French Quarter photo © Laura Martone.

Valentine’s Day is just around the corner, but there’s still time to plan a romantic getaway with the one you love. To assist in the planning, I’ve prepared a two-part article about the top ten most romantic U.S. cities, five of which are listed in the first part.

Here are the last five, in no particular order:

New Orleans, Louisiana: Nestled between Lake Pontchartrain and the Mississippi River, and surrounded by mysterious swamps and historic plantations, New Orleans is a city like no other. Atmospheric and full of life, the Crescent City offers a plethora of romantic diversions, including riverfront strolls, carriage and streetcar rides, intimate piano bars, sumptuous eateries, and picnics in Jackson Square. Even a nighttime walk through the city’s fabled French Quarter is enough to make almost anyone believe in magic.

New York, New York: With iconic images such as horse-drawn carriage rides through Central Park, the observatory of the Empire State Building, and the skating rink in Rockefeller Center, it’s surely no surprise that New York City is one of America’s most romantic locales. Given the number of love stories that have been filmed there, it seems that Hollywood agrees – and certainly, you’ll find no shortage of intimate restaurants and luxurious hotels.

San Francisco, California: Like New Orleans, this port city has a spirit all its own. Steep hills, fog banks, watery vistas, and the Golden Gate Bridge only add to its unique charm.
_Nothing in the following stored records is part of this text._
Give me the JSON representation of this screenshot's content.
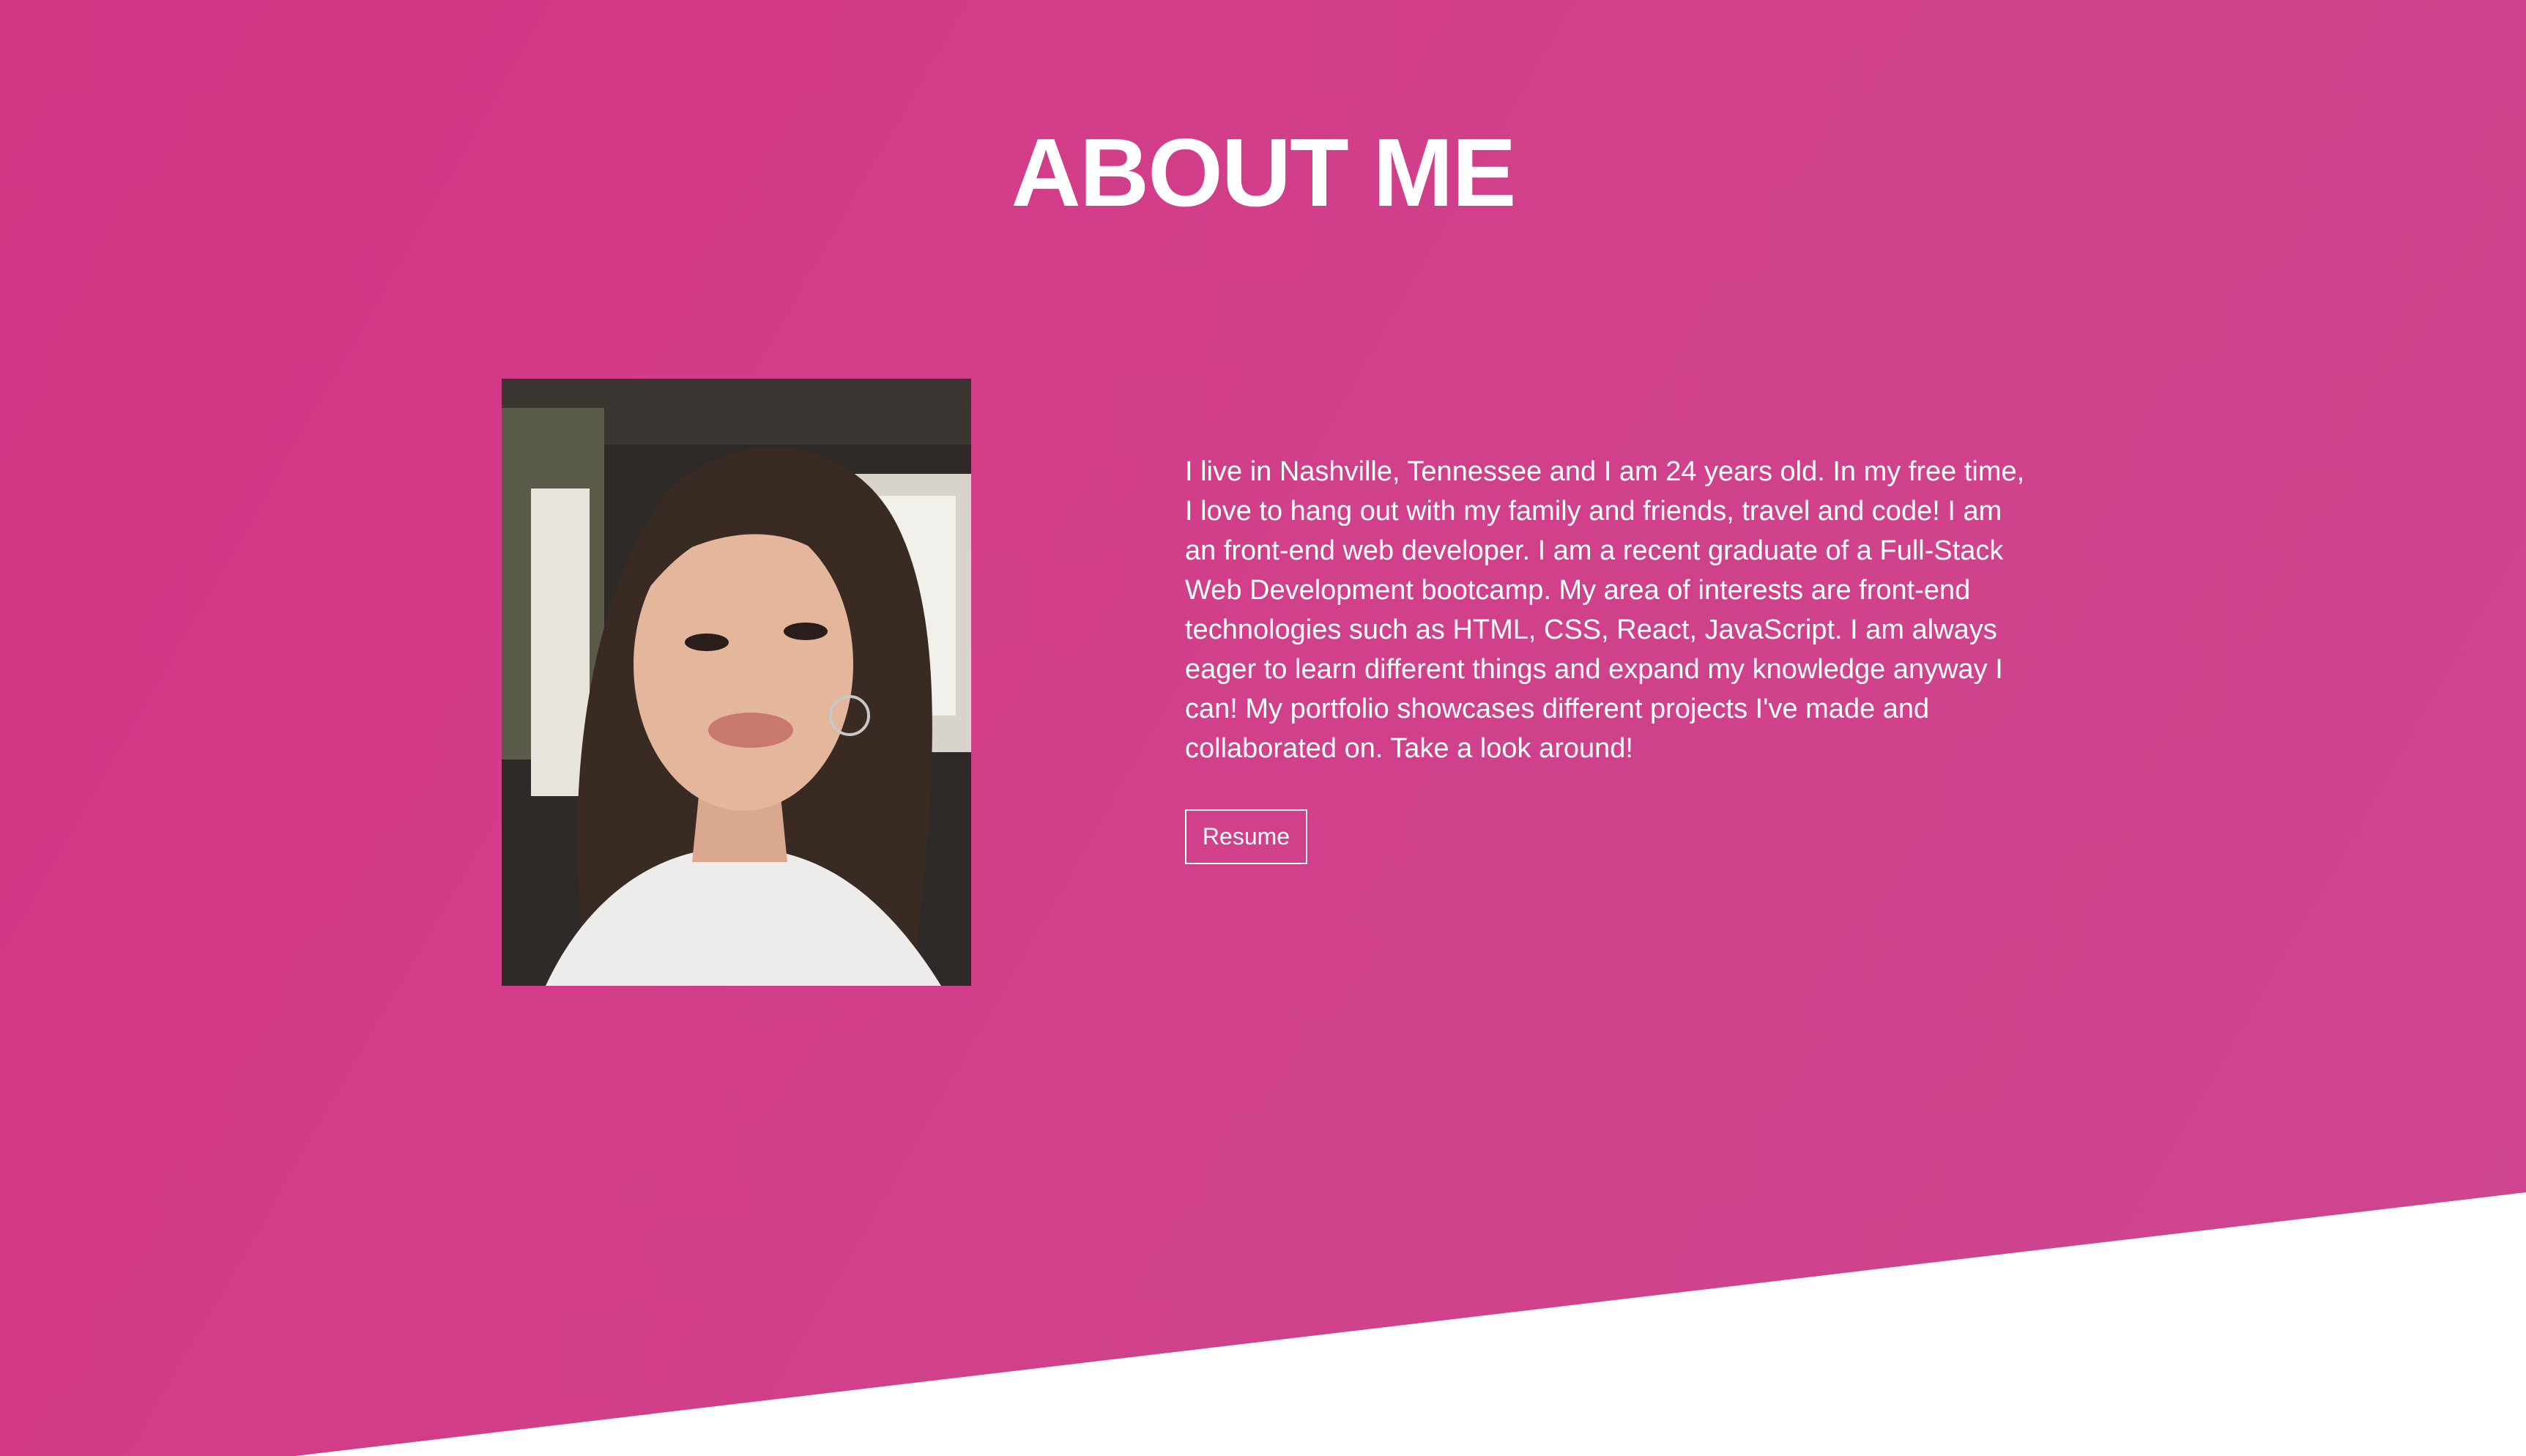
{
  "about": {
    "title": "ABOUT ME",
    "bio": "I live in Nashville, Tennessee and I am 24 years old. In my free time, I love to hang out with my family and friends, travel and code! I am an front-end web developer. I am a recent graduate of a Full-Stack Web Development bootcamp. My area of interests are front-end technologies such as HTML, CSS, React, JavaScript. I am always eager to learn different things and expand my knowledge anyway I can! My portfolio showcases different projects I've made and collaborated on. Take a look around!",
    "resume_label": "Resume"
  },
  "colors": {
    "background_pink": "#d1408a",
    "text": "#ffffff",
    "page_white": "#ffffff"
  }
}
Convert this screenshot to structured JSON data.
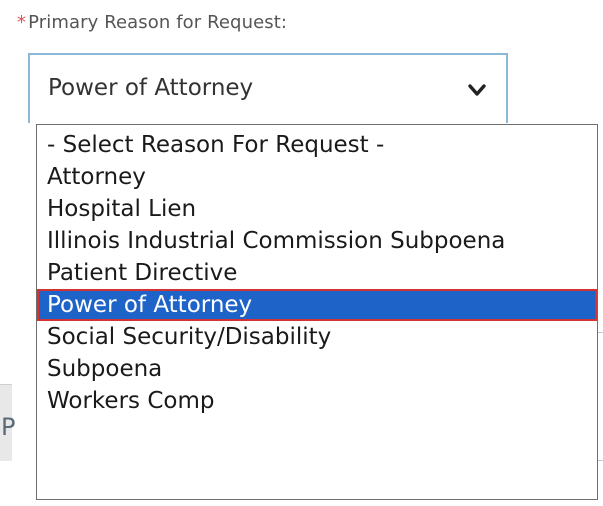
{
  "field": {
    "required_marker": "*",
    "label": "Primary Reason for Request:"
  },
  "select": {
    "current_value": "Power of Attorney",
    "chevron_icon": "chevron-down-icon"
  },
  "options": [
    "- Select Reason For Request -",
    "Attorney",
    "Hospital Lien",
    "Illinois Industrial Commission Subpoena",
    "Patient Directive",
    "Power of Attorney",
    "Social Security/Disability",
    "Subpoena",
    "Workers Comp"
  ],
  "highlighted_option": "Power of Attorney",
  "background": {
    "partial_heading_letter": "P"
  },
  "colors": {
    "required_star": "#d9534f",
    "select_border": "#8cb8d8",
    "highlight_bg": "#1e64c8",
    "highlight_outline": "#d23232"
  }
}
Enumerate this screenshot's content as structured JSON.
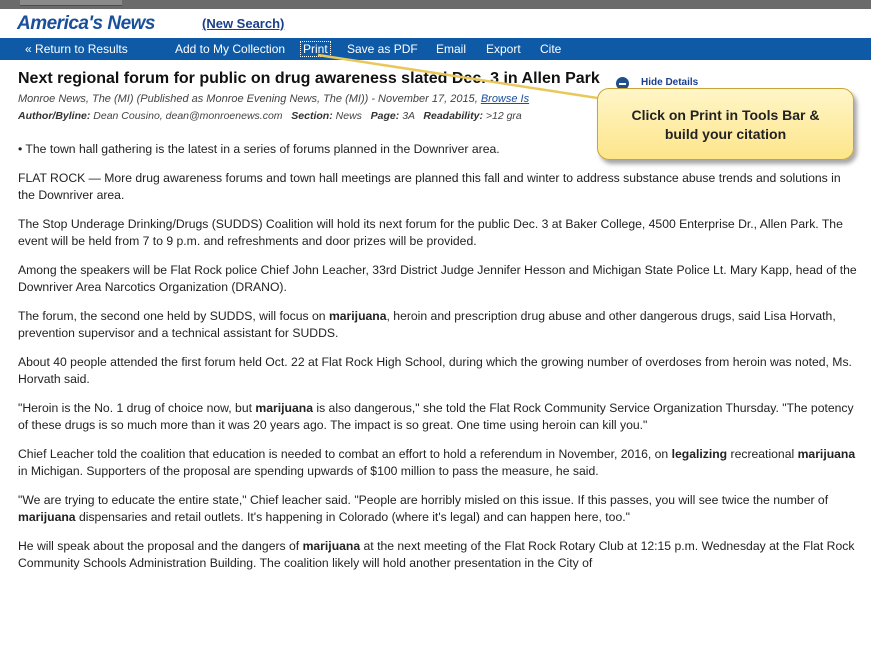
{
  "header": {
    "brand": "America's News",
    "new_search": "(New Search)"
  },
  "toolbar": {
    "return_icon": "double-chevron-left-icon",
    "return_label": "Return to Results",
    "add_collection": "Add to My Collection",
    "print": "Print",
    "save_pdf": "Save as PDF",
    "email": "Email",
    "export": "Export",
    "cite": "Cite"
  },
  "article": {
    "title": "Next regional forum for public on drug awareness slated Dec. 3 in Allen Park",
    "hide_details": "Hide Details",
    "source": "Monroe News, The (MI) (Published as Monroe Evening News, The (MI)) - November 17, 2015",
    "browse_link": "Browse Is",
    "author_label": "Author/Byline:",
    "author": "Dean Cousino, dean@monroenews.com",
    "section_label": "Section:",
    "section": "News",
    "page_label": "Page:",
    "page": "3A",
    "readability_label": "Readability:",
    "readability": ">12 gra",
    "paragraphs": [
      [
        {
          "t": "• The town hall gathering is the latest in a series of forums planned in the Downriver area.",
          "b": false
        }
      ],
      [
        {
          "t": "FLAT ROCK — More drug awareness forums and town hall meetings are planned this fall and winter to address substance abuse trends and solutions in the Downriver area.",
          "b": false
        }
      ],
      [
        {
          "t": "The Stop Underage Drinking/Drugs (SUDDS) Coalition will hold its next forum for the public Dec. 3 at Baker College, 4500 Enterprise Dr., Allen Park. The event will be held from 7 to 9 p.m. and refreshments and door prizes will be provided.",
          "b": false
        }
      ],
      [
        {
          "t": "Among the speakers will be Flat Rock police Chief John Leacher, 33rd District Judge Jennifer Hesson and Michigan State Police Lt. Mary Kapp, head of the Downriver Area Narcotics Organization (DRANO).",
          "b": false
        }
      ],
      [
        {
          "t": "The forum, the second one held by SUDDS, will focus on ",
          "b": false
        },
        {
          "t": "marijuana",
          "b": true
        },
        {
          "t": ", heroin and prescription drug abuse and other dangerous drugs, said Lisa Horvath, prevention supervisor and a technical assistant for SUDDS.",
          "b": false
        }
      ],
      [
        {
          "t": "About 40 people attended the first forum held Oct. 22 at Flat Rock High School, during which the growing number of overdoses from heroin was noted, Ms. Horvath said.",
          "b": false
        }
      ],
      [
        {
          "t": "\"Heroin is the No. 1 drug of choice now, but ",
          "b": false
        },
        {
          "t": "marijuana",
          "b": true
        },
        {
          "t": " is also dangerous,\" she told the Flat Rock Community Service Organization Thursday. \"The potency of these drugs is so much more than it was 20 years ago. The impact is so great. One time using heroin can kill you.\"",
          "b": false
        }
      ],
      [
        {
          "t": "Chief Leacher told the coalition that education is needed to combat an effort to hold a referendum in November, 2016, on ",
          "b": false
        },
        {
          "t": "legalizing",
          "b": true
        },
        {
          "t": " recreational ",
          "b": false
        },
        {
          "t": "marijuana",
          "b": true
        },
        {
          "t": " in Michigan. Supporters of the proposal are spending upwards of $100 million to pass the measure, he said.",
          "b": false
        }
      ],
      [
        {
          "t": "\"We are trying to educate the entire state,\" Chief leacher said. \"People are horribly misled on this issue. If this passes, you will see twice the number of ",
          "b": false
        },
        {
          "t": "marijuana",
          "b": true
        },
        {
          "t": " dispensaries and retail outlets. It's happening in Colorado (where it's legal) and can happen here, too.\"",
          "b": false
        }
      ],
      [
        {
          "t": "He will speak about the proposal and the dangers of ",
          "b": false
        },
        {
          "t": "marijuana",
          "b": true
        },
        {
          "t": " at the next meeting of the Flat Rock Rotary Club at 12:15 p.m. Wednesday at the Flat Rock Community Schools Administration Building. The coalition likely will hold another presentation in the City of",
          "b": false
        }
      ]
    ]
  },
  "callout": {
    "line1": "Click on Print in Tools Bar &",
    "line2": "build your citation"
  },
  "colors": {
    "toolbar": "#0e5aa7",
    "brand": "#1a4f9c",
    "callout_fill": "#fde58a",
    "callout_border": "#c9a43a"
  }
}
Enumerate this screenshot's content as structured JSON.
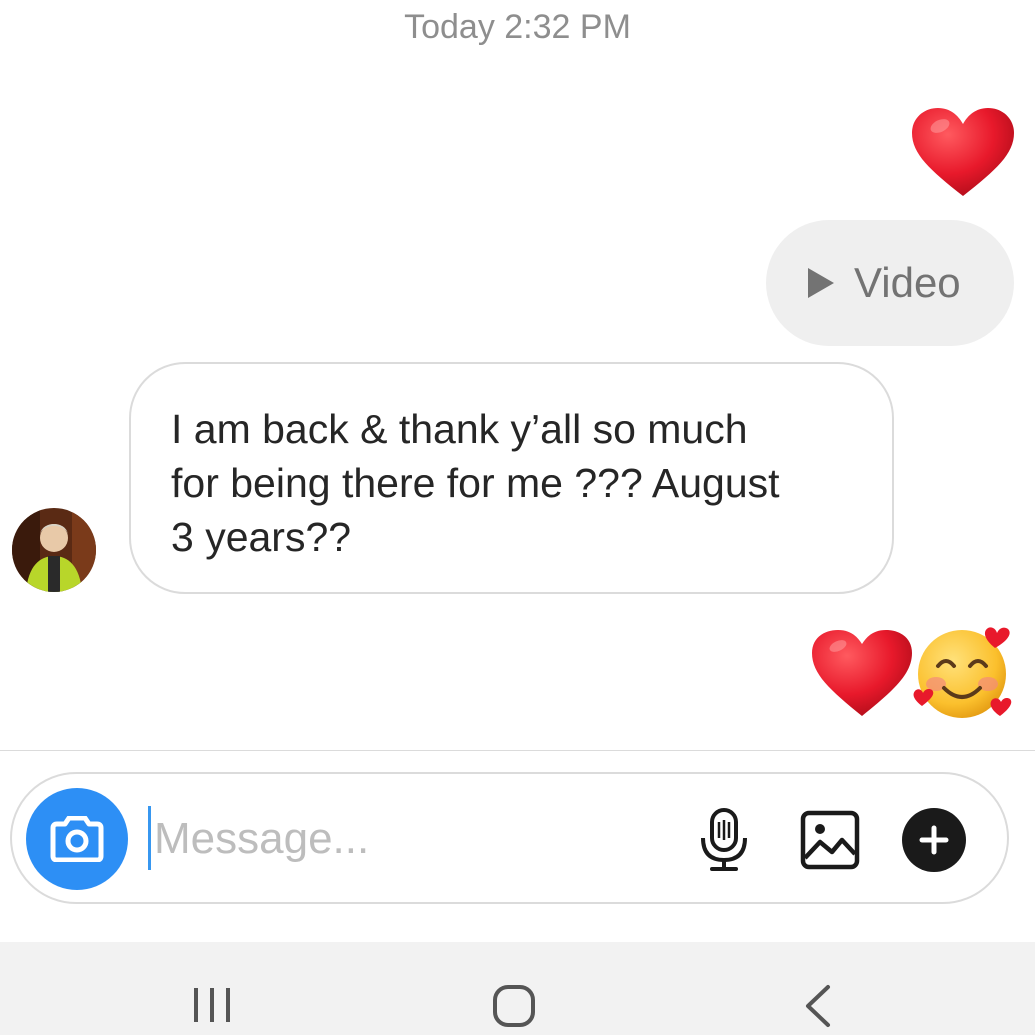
{
  "timestamp": "Today 2:32 PM",
  "outgoing_video": {
    "label": "Video",
    "icon": "play-icon"
  },
  "incoming_message": {
    "lines": [
      "I am back & thank y’all so much",
      "for being there for me ??? August",
      "3 years??"
    ]
  },
  "reactions": {
    "first": "heart-emoji",
    "second": [
      "heart-emoji",
      "smiling-face-with-hearts-emoji"
    ]
  },
  "composer": {
    "placeholder": "Message...",
    "value": "",
    "icons": [
      "camera-icon",
      "microphone-icon",
      "gallery-icon",
      "plus-icon"
    ]
  },
  "colors": {
    "accent_blue": "#2d8ff5",
    "heart_red": "#e8192b",
    "bubble_gray": "#efefef",
    "border_gray": "#dbdbdb"
  },
  "navbar": {
    "icons": [
      "recents-icon",
      "home-icon",
      "back-icon"
    ]
  }
}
Seafood restaurants with excellent views, lovely paths within Golden Gate Park, and its proximity to Napa Valley make San Francisco ideal for couples on a romantic retreat.

Santa Fe, New Mexico: Brimming with creativity, Santa Fe – the capital of New Mexico – is a dreamy, magical town, tucked amid the Sangre de Cristo Mountains and filled with adobe-style buildings, numerous art galleries, elegant restaurants, and charming bed-and-breakfasts. Given the beauty of the surrounding landscape – which is ideal for hikers, cyclists, rafters, skiers, and other outdoor enthusiasts – as well as the remote vibe of the city – despite its proximity to Albuquerque – it’s easy to see why New Mexico is called the Land of Enchantment.

Savannah, Georgia: Like Charleston, South Carolina – which frequently appears on “top romantic city” lists – Savannah is an incredibly romantic town, with a rich colonial history and a friendly, genteel atmosphere. Couples can celebrate “New Orleans-style” with the natives or simply stroll amid the lovely squares that comprise the downtown area – the picturesque trees, old-fashioned homes, and eccentric residents of which were popularized in the book Midnight in the Garden of Good and Evil (and its accompanying film).

Naturally, I’m curious to know which U.S. cities you find the most romantic–so please feel free to mention them in the comments section below. And, of course, wherever you choose to spend your upcoming holiday, I hope that you have a Valentine’s Day to remember.